Die Evangelische Landeskirche in Württemberg war damit von Anfang an eine Lutherische Kirche, doch ist die Gottesdienstform der reformierten Tradition verpflichtet, d.h. die Gottesdienstfeier wird schlicht abgehalten (Oberdeutsche Form). Die in lutherischen Gemeinden sonst übliche Form der Lutherischen Messe wird nur selten praktiziert.
Eine Besonderheit der Württembergischen Landeskirche ist die enge Verbindung mit dem Pietismus. Bis 1806 war das Herzogtum Württemberg das größte protestantische Territorium im ansonsten katholischen Südwesten Deutschlands. Erst als dann Württemberg Königreich wurde und von Napoleons Gnaden große katholische Gebiete (Oberschwaben) zugeschlagen bekam, endete diese einheitlich religiöse Struktur.
Deshalb wurde von Seiten der Obrigkeit besonders streng auf die Einhaltung des lutherischen Bekenntnisses geachtet, was oft zu einem gewissen Dogmatismus in der Theologie führte.
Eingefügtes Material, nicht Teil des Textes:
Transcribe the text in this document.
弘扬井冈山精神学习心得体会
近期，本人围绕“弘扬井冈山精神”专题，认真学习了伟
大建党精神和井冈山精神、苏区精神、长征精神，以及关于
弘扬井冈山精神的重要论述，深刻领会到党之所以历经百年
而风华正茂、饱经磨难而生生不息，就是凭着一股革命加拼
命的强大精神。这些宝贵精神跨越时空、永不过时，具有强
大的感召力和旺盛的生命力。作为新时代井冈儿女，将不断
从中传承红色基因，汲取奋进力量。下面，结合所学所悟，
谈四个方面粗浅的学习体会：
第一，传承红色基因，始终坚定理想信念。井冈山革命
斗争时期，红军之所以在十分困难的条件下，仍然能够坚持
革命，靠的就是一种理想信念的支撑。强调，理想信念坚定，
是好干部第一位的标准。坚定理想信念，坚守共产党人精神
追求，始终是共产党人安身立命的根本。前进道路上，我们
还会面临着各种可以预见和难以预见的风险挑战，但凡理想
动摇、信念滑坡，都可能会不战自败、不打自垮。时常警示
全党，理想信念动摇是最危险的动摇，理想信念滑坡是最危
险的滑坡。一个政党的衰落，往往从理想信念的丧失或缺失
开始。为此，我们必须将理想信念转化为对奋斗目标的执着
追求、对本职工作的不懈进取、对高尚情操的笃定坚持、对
Als Gegenbewegung etablierte sich der Pietismus, dessen wichtigstes Kennzeichen bis heute die persönliche Frömmigkeit ist.
Das Verhältnis von offizieller Landeskirche und Pietisten war oft schwierig, allerdings gab es auf beiden Seiten immer wieder Menschen, die Verständnis für den jeweils anderen hatten, so dass sich die meisten pietistischen Gruppen innerhalb der Landeskirche entwickelten.Viele Kirchengemeinden im altwürttembergischen Raum haben bis heute eine pietistische Prägung.
Seit dem späten 19. Jahrhundert entstanden auch in bisher römisch-katholischen Gebieten (Süd-)Württembergs evangelische Gemeinden.